Open iCn3D File, Open, iCn3D PNG appendable, and browse for the file in your download folder.
Docking using SwissDock
Now use SwissDock to dock PLP to a different low molecular weight protein tyrosine phosphate, PDB ID = 1xww. This has a SO42- in the active site which must be removed before the docking. The program uses two different methods, AutoDock Vina and Cavity Prioritization. Use the second one which seems to give better results for this protein.
- Input the values shown in the box below and run the docking experiment. When you input the target PDB file (1xww), choose the prompts shown below.
- Download the result as a zip file.
View and render the docked ligand in iCn3D. First, you must modify one of the files to view the docking results in iCn3D.
- Choose Export Results as Zip file
- Open Zip folder and extract all.
- Open the result.dock4 file in a simple text editor. Save just the first PLP coordinates by finding the 1st line with TER (terminate). Delete everything after that. Save the file as result0dock4.pdb file into the File subfolder you just extract
- Open iCn3D
- File, Open File, PDB appendable, and select the choose both the file you just made (results.dock4.pdb) and the receptor.pdb load it.

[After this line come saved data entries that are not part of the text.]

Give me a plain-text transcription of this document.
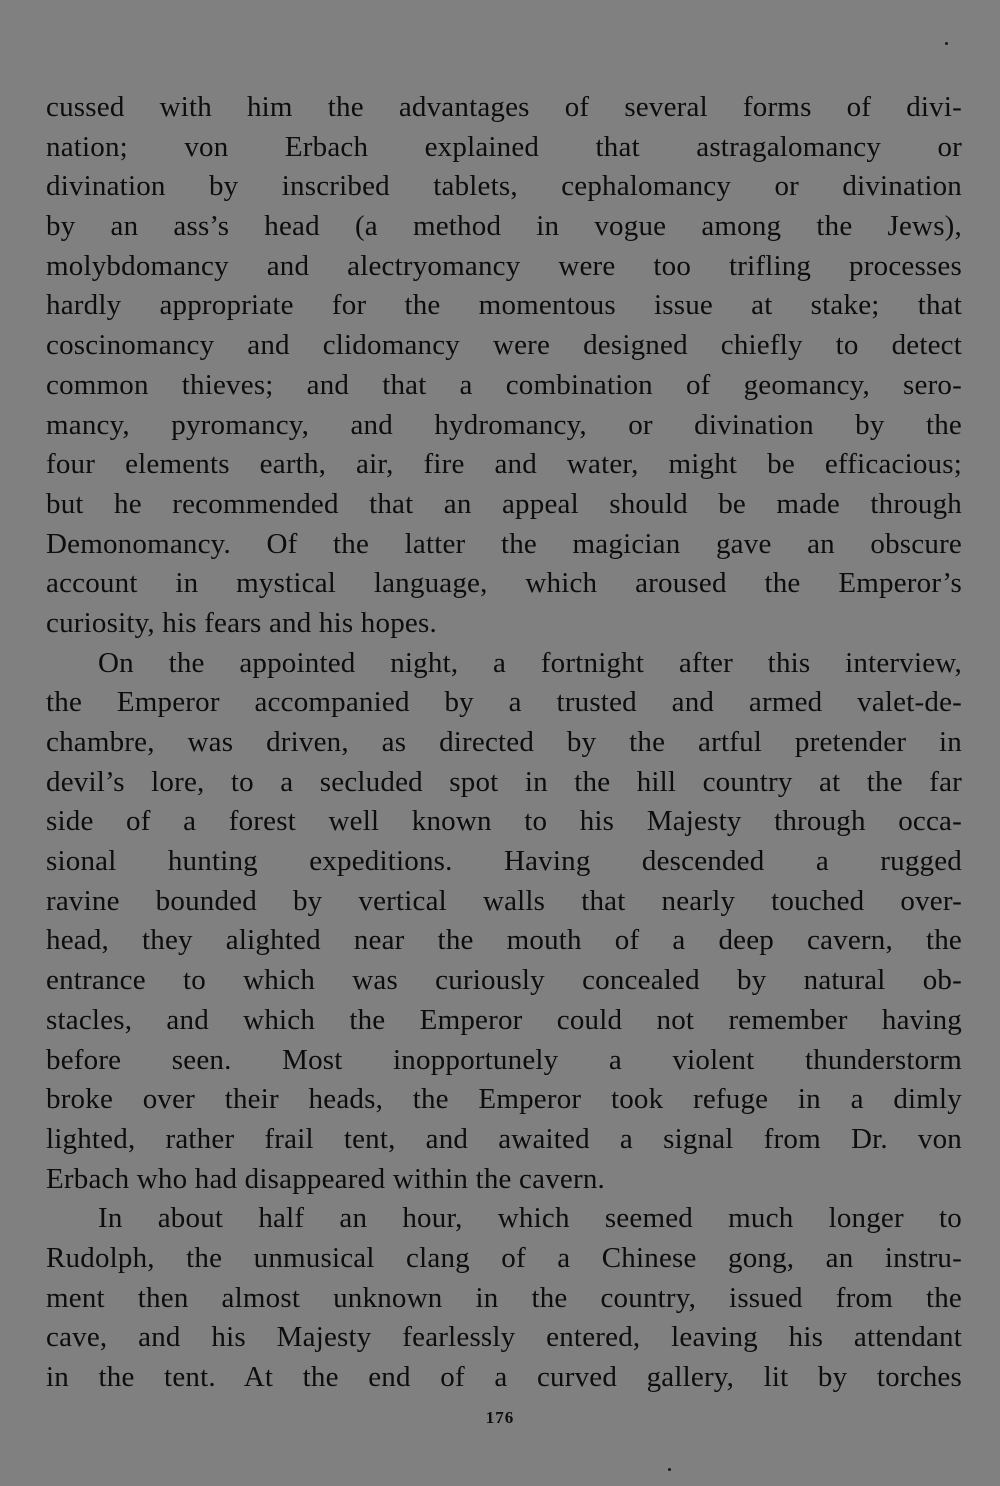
cussed with him the advantages of several forms of divi-
nation; von Erbach explained that astragalomancy or
divination by inscribed tablets, cephalomancy or divination
by an ass’s head (a method in vogue among the Jews),
molybdomancy and alectryomancy were too trifling processes
hardly appropriate for the momentous issue at stake; that
coscinomancy and clidomancy were designed chiefly to detect
common thieves; and that a combination of geomancy, sero-
mancy, pyromancy, and hydromancy, or divination by the
four elements earth, air, fire and water, might be efficacious;
but he recommended that an appeal should be made through
Demonomancy. Of the latter the magician gave an obscure
account in mystical language, which aroused the Emperor’s
curiosity, his fears and his hopes.
On the appointed night, a fortnight after this interview,
the Emperor accompanied by a trusted and armed valet-de-
chambre, was driven, as directed by the artful pretender in
devil’s lore, to a secluded spot in the hill country at the far
side of a forest well known to his Majesty through occa-
sional hunting expeditions. Having descended a rugged
ravine bounded by vertical walls that nearly touched over-
head, they alighted near the mouth of a deep cavern, the
entrance to which was curiously concealed by natural ob-
stacles, and which the Emperor could not remember having
before seen. Most inopportunely a violent thunderstorm
broke over their heads, the Emperor took refuge in a dimly
lighted, rather frail tent, and awaited a signal from Dr. von
Erbach who had disappeared within the cavern.
In about half an hour, which seemed much longer to
Rudolph, the unmusical clang of a Chinese gong, an instru-
ment then almost unknown in the country, issued from the
cave, and his Majesty fearlessly entered, leaving his attendant
in the tent. At the end of a curved gallery, lit by torches
176
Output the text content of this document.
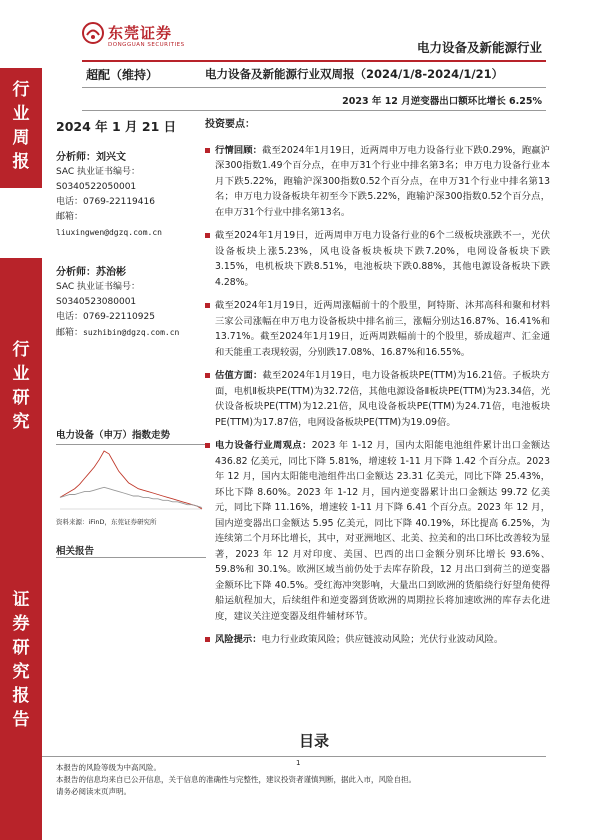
东莞证券
DONGGUAN SECURITIES	电力设备及新能源行业
行
业
周
报
行
业
研
究
证
券
研
究
报
告
超配（维持）	电力设备及新能源行业双周报（2024/1/8-2024/1/21）
2023 年 12 月逆变器出口额环比增长 6.25%
2024 年 1 月 21 日
分析师：刘兴文
SAC 执业证书编号：
S0340522050001
电话：0769-22119416
邮箱：
liuxingwen@dgzq.com.cn
分析师：苏治彬
SAC 执业证书编号：
S0340523080001
电话：0769-22110925
邮箱：suzhibin@dgzq.com.cn
电力设备（申万）指数走势
资料来源：iFinD，东莞证券研究所
相关报告
投资要点：

行情回顾：截至2024年1月19日，近两周申万电力设备行业下跌0.29%，跑赢沪深300指数1.49个百分点，在申万31个行业中排名第3名；申万电力设备行业本月下跌5.22%，跑输沪深300指数0.52个百分点，在申万31个行业中排名第13名；申万电力设备板块年初至今下跌5.22%，跑输沪深300指数0.52个百分点，在申万31个行业中排名第13名。

截至2024年1月19日，近两周申万电力设备行业的6个二级板块涨跌不一，光伏设备板块上涨5.23%，风电设备板块板块下跌7.20%，电网设备板块下跌3.15%，电机板块下跌8.51%，电池板块下跌0.88%，其他电源设备板块下跌4.28%。

截至2024年1月19日，近两周涨幅前十的个股里，阿特斯、沐邦高科和聚和材料三家公司涨幅在申万电力设备板块中排名前三，涨幅分别达16.87%、16.41%和13.71%。截至2024年1月19日，近两周跌幅前十的个股里，骄成超声、汇金通和天能重工表现较弱，分别跌17.08%、16.87%和16.55%。

估值方面：截至2024年1月19日，电力设备板块PE(TTM)为16.21倍。子板块方面，电机Ⅱ板块PE(TTM)为32.72倍，其他电源设备Ⅱ板块PE(TTM)为23.34倍，光伏设备板块PE(TTM)为12.21倍，风电设备板块PE(TTM)为24.71倍，电池板块PE(TTM)为17.87倍，电网设备板块PE(TTM)为19.09倍。

电力设备行业周观点：2023 年 1-12 月，国内太阳能电池组件累计出口金额达 436.82 亿美元，同比下降 5.81%，增速较 1-11 月下降 1.42 个百分点。2023 年 12 月，国内太阳能电池组件出口金额达 23.31 亿美元，同比下降 25.43%，环比下降 8.60%。2023 年 1-12 月，国内逆变器累计出口金额达 99.72 亿美元，同比下降 11.16%，增速较 1-11 月下降 6.41 个百分点。2023 年 12 月，国内逆变器出口金额达 5.95 亿美元，同比下降 40.19%，环比提高 6.25%，为连续第二个月环比增长，其中，对亚洲地区、北美、拉美和的出口环比改善较为显著，2023 年 12 月对印度、美国、巴西的出口金额分别环比增长 93.6%、59.8%和 30.1%。欧洲区域当前仍处于去库存阶段，12 月出口到荷兰的逆变器金额环比下降 40.5%。受红海冲突影响，大量出口到欧洲的货船绕行好望角使得船运航程加大，后续组件和逆变器到货欧洲的周期拉长将加速欧洲的库存去化进度，建议关注逆变器及组件辅材环节。

风险提示：电力行业政策风险；供应链波动风险；光伏行业波动风险。

目录
1
本报告的风险等级为中高风险。
本报告的信息均来自已公开信息，关于信息的准确性与完整性，建议投资者谨慎判断，据此入市，风险自担。
请务必阅读末页声明。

- Render the image as you wish.
- Answer
-
Here is the link to the actual SwissDock docking results page.
Here is a snip of the best docked structure.
Top Pose:
iCn3D results: Download this PNG file for upload into iCn3D to see a rendered image of the protein. IMPORTANT: If the file opens as an image in a new browser window, right-click the image and save the file to download it!
Open iCn3D File, Open, iCn3D PNG appendable and browse for the file in your download folder.